Ton absence est un refuge.
La paix que j’endure au fond de mon être est dérisoire les soirs de pleine lune, elle est extravagante les jours d’inondation. Ma récolte est une vrille enfoncée dans la terre, mon panier est une couche où pourrissent les fruits mûrs. Mes concerts, je les emporte comme une crème apaisante sur les tonneaux de mes ivresses. Je n’ai plus la soif des terres arides. Je cède à l’amour parce qu’il ne transige pas avec le langage. C’est le seul à jouer des instruments où le vent s’engouffre. Je suis candide comme la rosée qui n’a pas connu l’évaporation. Je marche sur la lune, la tête envolée sur des partitions défiant les notes que les hommes fredonnent. Je suis blotti dans le murmure des corps qui s’étreignent sans restriction.

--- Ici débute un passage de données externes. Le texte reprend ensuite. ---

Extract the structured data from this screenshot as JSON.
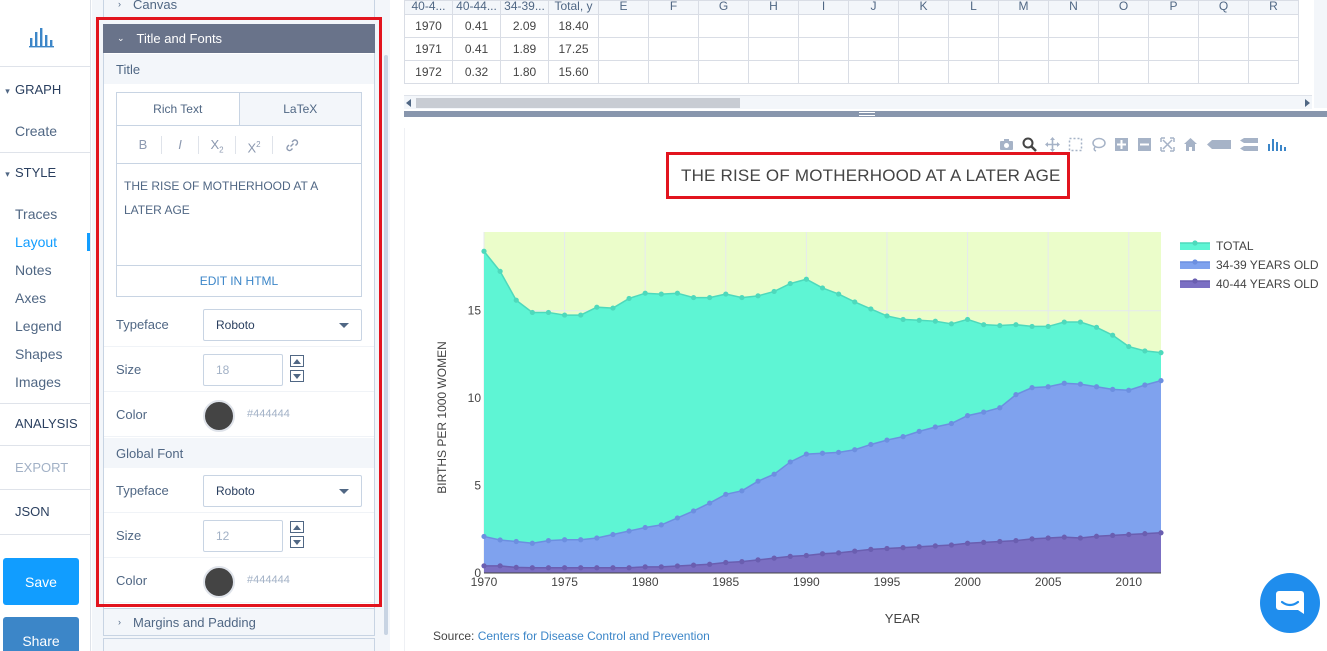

Je n’ai pas de lit où poser mes rêves, je suis un exilé des pensées tièdes. Mon ordonnance ne peut s’écrire avec des mots.
Ton absence est un refuge. Elle absorbe mon sang comme un vampire. Sous ma peau, je sens vibrer un flot de papillons multicolores et la cigale ragaillardie chante les couleurs manquantes.
L’intimité est comme une sirène planquée dans nos veines. Chaque miroir est un tombeau pour la fertilité que l’on pose derrière soi. La mémoire est l’expression de ton absence dans une autre langue. C’est la musique d’un glaive dans un autre fourreau. C’est une fièvre longtemps conservée dans son état brut, dans son gémissement minéral. La terre tourne dans un autre sens. Le cri matinal connaît le virage à cent quatre-vingt degrés. L’aube déjante.